I have a date there with Samer Takriti, a Syrian-born mathematician. He heads up a team that's piecing together mathematical models of 50,000 of IBM's tech consultants. The idea is to pile up inventories of all of their skills and then to calculate, mathematically, how best to deploy them. I'm here to find out how Takriti and his colleagues go about turning IBM's workers into numbers. If this works, his team plans to apply these models to other companies and to automate much of what we now call management.

Stephen Baker in The Numerati


My cynical emphasis, of course. The comments associated with this article are worth reading.

Bother! The continuing rain, and Mike's problems with his ISP, has made us call off the walk. OK, on with the next crockpot instead. It's 10:03 so the day is yet young. Crockpot stuffed and started, cuppa sunk, and (at 10:45) the rain has apparently stopped. Indeed it's almost bright out there. (Or is that because there are fewer lumps of tree to block the light?)

Trimmed trees

Bereavement allowance...

... doesn't go on for ever. The nice people in the Dover office have just written to remind me that it will end on the 10th November. (Amusingly, if the letter hadn't been delivered, it was supposed to be returned to a Belfast office.)

Tea for two

If a chap can't go for his walk then the next best is to nip out for a pot full of the cups that soothe. "Toot toot" as my co-conspirator says. Now, where's that sat nav? When I get back, I'll let you into what arrived in today's little postal stash... I'm back (it's 17:00 — somehow) and I can report that Sir Harold Hillier's tearooms spurn debit cards for amounts below a £5 threshold. I think that's what inflation means...

Today's DVD

It is unusual to see the Irish film censors attaching a "lesser" certificate than the UK ones. (Not that they're "censors" of course; perish the thought. No, no, they are all "classifiers" these days.)

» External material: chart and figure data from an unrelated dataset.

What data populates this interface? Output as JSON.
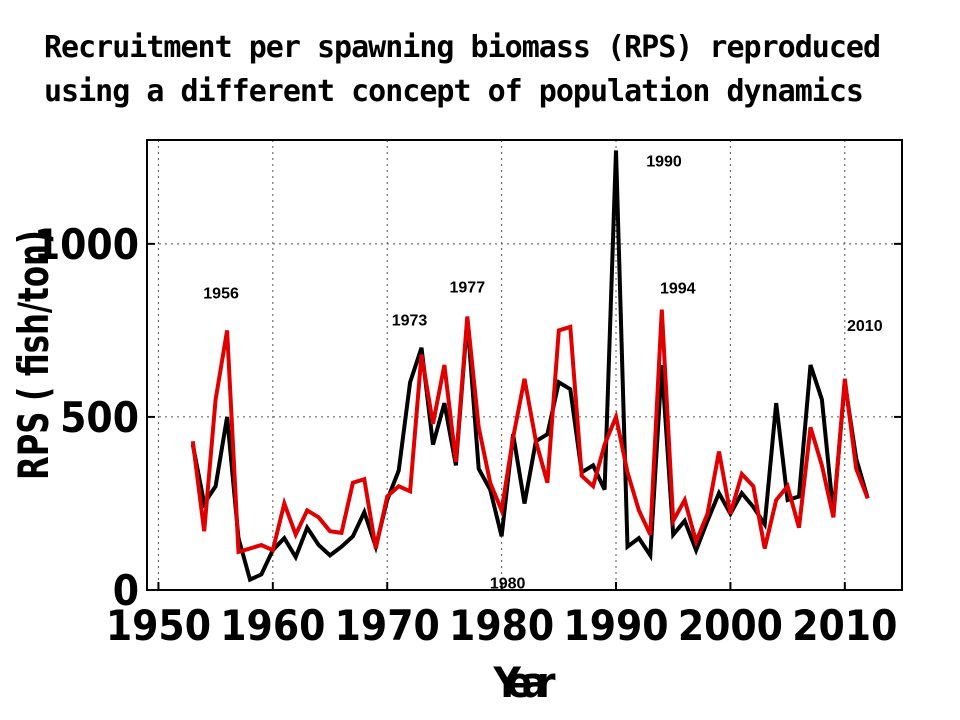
{
  "title_lines": [
    "Recruitment per spawning biomass (RPS) reproduced",
    "using a different concept of population dynamics"
  ],
  "chart_data": {
    "type": "line",
    "title": "Recruitment per spawning biomass (RPS) reproduced using a different concept of population dynamics",
    "xlabel": "Year",
    "ylabel": "RPS ( fish/ton)",
    "xlim": [
      1949,
      2015
    ],
    "ylim": [
      0,
      1300
    ],
    "xticks": [
      1950,
      1960,
      1970,
      1980,
      1990,
      2000,
      2010
    ],
    "yticks": [
      0,
      500,
      1000
    ],
    "grid": true,
    "x": [
      1953,
      1954,
      1955,
      1956,
      1957,
      1958,
      1959,
      1960,
      1961,
      1962,
      1963,
      1964,
      1965,
      1966,
      1967,
      1968,
      1969,
      1970,
      1971,
      1972,
      1973,
      1974,
      1975,
      1976,
      1977,
      1978,
      1979,
      1980,
      1981,
      1982,
      1983,
      1984,
      1985,
      1986,
      1987,
      1988,
      1989,
      1990,
      1991,
      1992,
      1993,
      1994,
      1995,
      1996,
      1997,
      1998,
      1999,
      2000,
      2001,
      2002,
      2003,
      2004,
      2005,
      2006,
      2007,
      2008,
      2009,
      2010,
      2011,
      2012
    ],
    "series": [
      {
        "name": "black",
        "color": "#000000",
        "values": [
          420,
          250,
          300,
          500,
          150,
          30,
          45,
          115,
          150,
          95,
          180,
          130,
          100,
          125,
          155,
          225,
          125,
          260,
          345,
          600,
          700,
          420,
          540,
          360,
          780,
          350,
          290,
          155,
          450,
          250,
          430,
          450,
          600,
          580,
          340,
          360,
          290,
          1270,
          125,
          150,
          100,
          650,
          160,
          200,
          115,
          200,
          280,
          220,
          280,
          240,
          190,
          540,
          260,
          270,
          650,
          550,
          220,
          600,
          380,
          265
        ]
      },
      {
        "name": "red",
        "color": "#e00000",
        "values": [
          430,
          170,
          550,
          750,
          110,
          120,
          130,
          115,
          250,
          160,
          230,
          210,
          170,
          165,
          310,
          320,
          120,
          270,
          300,
          285,
          680,
          480,
          650,
          370,
          790,
          470,
          310,
          230,
          440,
          610,
          430,
          310,
          750,
          760,
          330,
          300,
          420,
          500,
          340,
          230,
          160,
          810,
          200,
          260,
          140,
          220,
          400,
          220,
          335,
          300,
          120,
          260,
          300,
          180,
          470,
          360,
          210,
          610,
          350,
          265
        ]
      }
    ],
    "annotations": [
      {
        "text": "1956",
        "x": 1956,
        "y": 750
      },
      {
        "text": "1973",
        "x": 1973,
        "y": 700
      },
      {
        "text": "1977",
        "x": 1977,
        "y": 790
      },
      {
        "text": "1980",
        "x": 1980,
        "y": 155
      },
      {
        "text": "1990",
        "x": 1990,
        "y": 1270
      },
      {
        "text": "1994",
        "x": 1994,
        "y": 810
      },
      {
        "text": "2010",
        "x": 2010,
        "y": 610
      }
    ]
  }
}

I dug a little to see what I could find out about vehicle registration marks and the MOT test. The DVLA has a PDF leaflet specifying precise dimensions for the characters on the number plate. It must also display a BS logo with the number BS AU 145d, the supplier, and the postcode or name of the outlet. Here are the current requirements. (Another PDF file.) Vernier calipers have been issued to all our Plods (I assume), and these will doubtless need a new government department to oversee their safe use and annual calibration (I'm guessing).

I suspect I've found the paragraph that describes the true reason for this farrago: "The introduction of cameras for enforcement purposes means that it is more important than ever for number plates to be legible. The new regulations will ensure that there is clarity of numbers and letters through the use of a standardised mandatory font."

10 cc (or a Lovin' Spoonful)

As I listen quite a lot to BBC Radio 2, so I become more aware of the "unseen hand" that guides their playlist. They're obviously going through a 10 cc phase, or they've been keeping an eye on some of my recent acquisitions! Perhaps I should get something really exotic to test this hypothesis?